Given that $x,y$ real numbers such that :
$x^2+xy+y^2=4$
And
$x^4+x^2y^2+y^4=8$
How can one calculate :
$x^6+x^3y^3+y^6$
Can someone give me hint .
Given that $x,y$ real numbers such that :
$x^2+xy+y^2=4$
And
$x^4+x^2y^2+y^4=8$
How can one calculate :
$x^6+x^3y^3+y^6$
Can someone give me hint .
Note that $$(x^2+xy+y^2)^2-2xy(x^2+xy+y^2)=x^4+x^2y^2+y^4 $$ so that $$ xy = 1.$$ Then $$\begin{align}x^6+x^3y^3+y^6&=(x^4+x^2y^2+y^4)(x+xy+y^2)-xy^5-2x^2y^4-2x^4y^2-yx^5\\ &=8\cdot 4-xy(x^4-2x^3y-2xy^3-y^4)\\ &=32-1\cdot ((x^4+x^2y^2+y^4)-xy(2x^2-xy-2y^2))\\ &=24+1\cdot(2(x^2+xy+y^2)-3xy)\\ &=29 \end{align} $$ (I suppose) Just keep subtracting simple products and powers of the given polynomials to get rid of moniomials not divisible by $xy$, then divide out $xy$ from the rest and continue. Alternatively to the above, you might also start by subtracting $(x^2+xy+y^2)^3$, which would also "kill" the $x^6$ and $y^6$.

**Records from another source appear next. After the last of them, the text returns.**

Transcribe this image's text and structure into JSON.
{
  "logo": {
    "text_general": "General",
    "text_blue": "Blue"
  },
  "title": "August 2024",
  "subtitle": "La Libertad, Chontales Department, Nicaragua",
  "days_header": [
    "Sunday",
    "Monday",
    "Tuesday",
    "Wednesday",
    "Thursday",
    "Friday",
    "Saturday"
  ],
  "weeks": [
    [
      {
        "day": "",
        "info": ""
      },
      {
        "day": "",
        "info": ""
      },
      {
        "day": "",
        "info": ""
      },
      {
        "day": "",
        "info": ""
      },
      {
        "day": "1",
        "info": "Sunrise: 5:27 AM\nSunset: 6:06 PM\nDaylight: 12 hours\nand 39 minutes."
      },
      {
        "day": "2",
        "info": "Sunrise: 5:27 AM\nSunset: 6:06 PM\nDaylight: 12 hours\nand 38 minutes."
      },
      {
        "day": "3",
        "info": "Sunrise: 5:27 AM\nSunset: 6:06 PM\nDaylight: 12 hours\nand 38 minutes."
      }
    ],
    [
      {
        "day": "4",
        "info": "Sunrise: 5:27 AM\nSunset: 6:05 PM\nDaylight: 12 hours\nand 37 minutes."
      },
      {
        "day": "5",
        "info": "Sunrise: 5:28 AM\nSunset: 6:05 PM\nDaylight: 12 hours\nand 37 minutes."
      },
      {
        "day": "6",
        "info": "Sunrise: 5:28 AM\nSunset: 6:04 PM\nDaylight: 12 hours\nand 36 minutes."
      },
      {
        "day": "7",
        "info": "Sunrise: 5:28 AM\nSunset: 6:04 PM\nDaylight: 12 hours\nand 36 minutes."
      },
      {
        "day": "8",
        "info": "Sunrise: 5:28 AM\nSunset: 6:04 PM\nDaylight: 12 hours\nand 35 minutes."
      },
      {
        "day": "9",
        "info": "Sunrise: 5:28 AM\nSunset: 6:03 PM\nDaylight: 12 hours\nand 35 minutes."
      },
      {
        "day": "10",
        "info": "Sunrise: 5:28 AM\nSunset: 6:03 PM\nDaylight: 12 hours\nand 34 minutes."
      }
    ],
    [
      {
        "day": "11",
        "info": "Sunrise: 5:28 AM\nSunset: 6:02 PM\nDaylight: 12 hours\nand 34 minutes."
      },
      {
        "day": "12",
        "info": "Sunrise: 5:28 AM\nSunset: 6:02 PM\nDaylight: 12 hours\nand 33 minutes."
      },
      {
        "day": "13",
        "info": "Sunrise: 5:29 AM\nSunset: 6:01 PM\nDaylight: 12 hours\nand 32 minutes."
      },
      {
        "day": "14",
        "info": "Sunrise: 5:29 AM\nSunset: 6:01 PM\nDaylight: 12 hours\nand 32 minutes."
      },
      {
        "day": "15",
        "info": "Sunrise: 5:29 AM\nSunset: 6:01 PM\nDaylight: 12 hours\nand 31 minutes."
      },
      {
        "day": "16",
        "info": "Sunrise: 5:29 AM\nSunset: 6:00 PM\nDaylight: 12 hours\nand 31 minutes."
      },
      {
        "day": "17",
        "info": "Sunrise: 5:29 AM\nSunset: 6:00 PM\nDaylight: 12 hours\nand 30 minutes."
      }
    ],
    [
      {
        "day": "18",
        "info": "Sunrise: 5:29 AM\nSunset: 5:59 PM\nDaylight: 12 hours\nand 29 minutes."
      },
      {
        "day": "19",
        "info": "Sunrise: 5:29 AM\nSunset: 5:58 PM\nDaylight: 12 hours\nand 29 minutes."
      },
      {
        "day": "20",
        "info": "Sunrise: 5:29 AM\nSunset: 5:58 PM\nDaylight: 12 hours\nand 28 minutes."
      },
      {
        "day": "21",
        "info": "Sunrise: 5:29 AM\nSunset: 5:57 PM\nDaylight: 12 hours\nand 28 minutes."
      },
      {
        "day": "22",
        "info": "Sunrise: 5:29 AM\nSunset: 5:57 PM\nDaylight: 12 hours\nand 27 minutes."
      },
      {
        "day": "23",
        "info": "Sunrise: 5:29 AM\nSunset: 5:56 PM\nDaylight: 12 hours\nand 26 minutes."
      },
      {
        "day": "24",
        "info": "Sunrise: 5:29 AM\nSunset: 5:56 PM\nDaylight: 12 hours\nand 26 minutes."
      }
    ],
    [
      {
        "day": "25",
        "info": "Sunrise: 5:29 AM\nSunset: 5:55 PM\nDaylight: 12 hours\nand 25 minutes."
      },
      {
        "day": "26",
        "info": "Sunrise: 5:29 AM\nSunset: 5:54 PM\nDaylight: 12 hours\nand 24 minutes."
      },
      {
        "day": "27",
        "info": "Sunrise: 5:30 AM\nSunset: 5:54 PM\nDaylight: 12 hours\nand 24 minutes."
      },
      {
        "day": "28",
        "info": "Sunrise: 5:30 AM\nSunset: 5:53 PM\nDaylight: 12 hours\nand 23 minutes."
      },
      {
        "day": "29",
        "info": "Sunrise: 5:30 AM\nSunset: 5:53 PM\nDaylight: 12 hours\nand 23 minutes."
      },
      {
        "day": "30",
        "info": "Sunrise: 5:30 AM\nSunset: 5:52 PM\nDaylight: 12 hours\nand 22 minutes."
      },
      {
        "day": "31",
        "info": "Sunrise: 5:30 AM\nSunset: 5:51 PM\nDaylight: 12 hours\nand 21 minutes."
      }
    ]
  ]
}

why not. $$ x^4 + x^2 y^2 + y^4 = (x^2 + xy + y^2)(x^2 - xy+y^2). $$ Worth memorizing. So $$ x^2 - xy + y^2 = 2. $$ Also $$ 2xy = 2, \; \; \; xy=1. $$ And $$ x^2 + y^2 = 3. $$ $$ 27 = (x^2 + y^2)^3 = x^6 + 3 x^4 y^2 + 3 x^2 y^4 + y^6 = x^6 + y^6 + 3 x^2 y^2 (x^2 + y^2) = x^6 + y^6 + 3 \cdot 1 \cdot 3 = x^6 + y^6 + 9 $$ So, $$x^3 y^3 = 1, \; \; \; x^6 + y^6 = 18, $$ $$ x^6 + x^3 y^3 + y^6 = 19. $$
Denote $a=x/y$, $b=xy$.
Then $$a+1+\frac{1}{a}=\frac{4}{b},$$ $$a^2+1+\frac{1}{a^2}=\frac{8}{b^2},$$ $$a^3+1+\frac{1}{a^3}=?$$
Then from the $1$st equation: $$ \left(a+\frac{1}{a}\right)^2 = \left(\frac{4}{b}-1\right)^2, $$ combining it with $2$nd equation, $\Rightarrow$ $b=1$.
Then, $a+\frac{1}{a}=3$, $a^2+\frac{1}{a^2}=7$; therefore $a^3+\frac{1}{a^3}=\left(a+\frac{1}{a}\right)\left(a^2+\frac{1}{a^2}\right) - \left(a+\frac{1}{a}\right) = 21-3=18$.
Then $a^3+1+\frac{1}{a^3}=19$. Myltiplying by $b^3=1$, $\Rightarrow$ $x^6+x^3y^3+y^6=19$.